The environment also has an influence on warping. Avoid draughts as much as possible. Placing it next to a door or window is perhaps the second best idea. With my old Anet A8, every breath of wind was a risk.
PLA can warp for a number of reasons. Can you post a screen shot of the geometry you are trying to print?
Large flat features will have a higher likelihood of warping. First thing to do is add a brim. Brims add a fair bit of resistance to warping. No guarantee, but brims do help.
Not sure the smooth plates will help much, but with those, Bambu suggests using glue which will definitely improve adhesion which can’t hurt to keep things flat.
I hade some minor warping issues in the extreme corners of some big models (rectangular 20x25cm models) printed with Elegoo Black PLA, and eventually counterintuitively lowering the bed temp to 55 deg and cleaning it with alcohol solved the problem entirely. Hope it helps.
Interesting. I’m seeing significant warp on a job currently printing (A storage box for the hot-ends) using BambuLabs Matte PLA.
Up until now, all of my prints have had relatively small bases, and I’ve seen no warping or bed adhesion issues. This is the first large-base print I’ve done.
I’ve been fighting with a print with sharp corners tonight myself. Bambu matte PLA. Tried different textured plates, smooth plate, different model orientation, mouse ears, regular cleaning, cleaning + IPA, glue/no glue. I’m putting it into the P1S now, hopefully I can put this one behind me.
Just finished a print of the same box, using PolyTerra (Polymaker PLA Matte), still has a touch of warping at the corners, but significantly less than the Bambu PLA Matte.
The previous box warped enough that a few layers above the warp were distorted. This one, the warp is just barely enough to notice.
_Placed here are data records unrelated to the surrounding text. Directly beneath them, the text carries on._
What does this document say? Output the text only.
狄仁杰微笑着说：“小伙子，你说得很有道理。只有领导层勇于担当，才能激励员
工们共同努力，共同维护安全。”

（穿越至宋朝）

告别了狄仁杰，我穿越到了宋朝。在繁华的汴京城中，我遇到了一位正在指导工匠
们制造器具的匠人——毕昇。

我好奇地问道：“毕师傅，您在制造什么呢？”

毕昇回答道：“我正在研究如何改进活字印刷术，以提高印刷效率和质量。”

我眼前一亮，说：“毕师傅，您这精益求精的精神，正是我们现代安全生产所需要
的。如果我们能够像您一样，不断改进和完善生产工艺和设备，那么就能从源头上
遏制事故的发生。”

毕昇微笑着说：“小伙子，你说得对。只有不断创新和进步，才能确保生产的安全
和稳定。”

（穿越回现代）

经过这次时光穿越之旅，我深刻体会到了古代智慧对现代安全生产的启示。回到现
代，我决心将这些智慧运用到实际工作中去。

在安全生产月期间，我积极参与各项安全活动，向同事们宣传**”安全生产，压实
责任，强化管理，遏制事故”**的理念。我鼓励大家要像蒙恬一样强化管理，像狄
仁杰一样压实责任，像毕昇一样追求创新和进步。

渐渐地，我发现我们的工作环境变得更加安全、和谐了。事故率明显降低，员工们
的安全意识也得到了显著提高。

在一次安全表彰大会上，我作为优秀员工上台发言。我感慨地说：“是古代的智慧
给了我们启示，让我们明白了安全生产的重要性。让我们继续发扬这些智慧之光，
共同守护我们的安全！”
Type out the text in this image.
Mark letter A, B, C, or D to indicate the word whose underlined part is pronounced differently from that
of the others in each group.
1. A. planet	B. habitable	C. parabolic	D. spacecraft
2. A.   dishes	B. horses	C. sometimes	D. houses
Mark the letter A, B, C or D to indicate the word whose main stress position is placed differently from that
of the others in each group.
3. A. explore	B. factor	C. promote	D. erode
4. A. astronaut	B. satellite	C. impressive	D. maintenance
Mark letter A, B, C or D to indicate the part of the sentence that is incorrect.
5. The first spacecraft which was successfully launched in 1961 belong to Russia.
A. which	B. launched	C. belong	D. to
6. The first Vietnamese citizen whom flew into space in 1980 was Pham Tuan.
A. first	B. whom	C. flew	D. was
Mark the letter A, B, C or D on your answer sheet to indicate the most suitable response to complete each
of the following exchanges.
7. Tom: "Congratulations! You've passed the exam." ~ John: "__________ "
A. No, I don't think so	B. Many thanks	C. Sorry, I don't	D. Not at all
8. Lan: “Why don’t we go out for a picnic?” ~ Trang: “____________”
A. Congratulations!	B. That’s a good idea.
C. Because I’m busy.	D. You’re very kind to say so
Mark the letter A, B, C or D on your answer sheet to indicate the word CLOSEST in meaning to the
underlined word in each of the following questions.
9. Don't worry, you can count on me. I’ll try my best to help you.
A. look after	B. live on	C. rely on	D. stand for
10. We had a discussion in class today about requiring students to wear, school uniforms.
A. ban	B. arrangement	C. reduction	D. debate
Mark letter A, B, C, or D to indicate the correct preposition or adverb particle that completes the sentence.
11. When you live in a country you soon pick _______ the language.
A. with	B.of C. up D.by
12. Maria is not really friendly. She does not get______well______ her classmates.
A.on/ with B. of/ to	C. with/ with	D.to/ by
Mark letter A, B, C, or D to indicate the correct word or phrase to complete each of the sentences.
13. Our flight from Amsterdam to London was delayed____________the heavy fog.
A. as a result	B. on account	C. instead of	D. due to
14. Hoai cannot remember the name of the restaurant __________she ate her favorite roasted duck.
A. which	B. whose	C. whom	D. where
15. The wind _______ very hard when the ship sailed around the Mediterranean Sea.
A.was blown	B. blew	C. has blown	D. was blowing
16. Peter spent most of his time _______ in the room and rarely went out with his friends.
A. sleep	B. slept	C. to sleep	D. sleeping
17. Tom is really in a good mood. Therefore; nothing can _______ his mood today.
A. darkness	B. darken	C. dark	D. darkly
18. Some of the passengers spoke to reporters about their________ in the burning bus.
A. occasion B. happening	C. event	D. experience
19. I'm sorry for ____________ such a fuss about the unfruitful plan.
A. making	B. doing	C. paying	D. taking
It’s finishing on the P1S now, flawlessly, with the same spool of filament and same settings. Meantime, I have another job on the A1 which is a large flat piece with curved ends, and it’s having no issues. Something about those 90 degree corners and the temperature fluctuations from being an unenclosed slinger maybe?
One thing I’ve noticed is that the PLA profiles have some rather aggressive cooling fan settings. Given the cool ambient temperatures currently, in an open printer, I’m wondering if a significant issue is too rapid of cooling. If what you’re printing does not have overhangs, I’m thinking you could pretty much disable the aux cooling fan?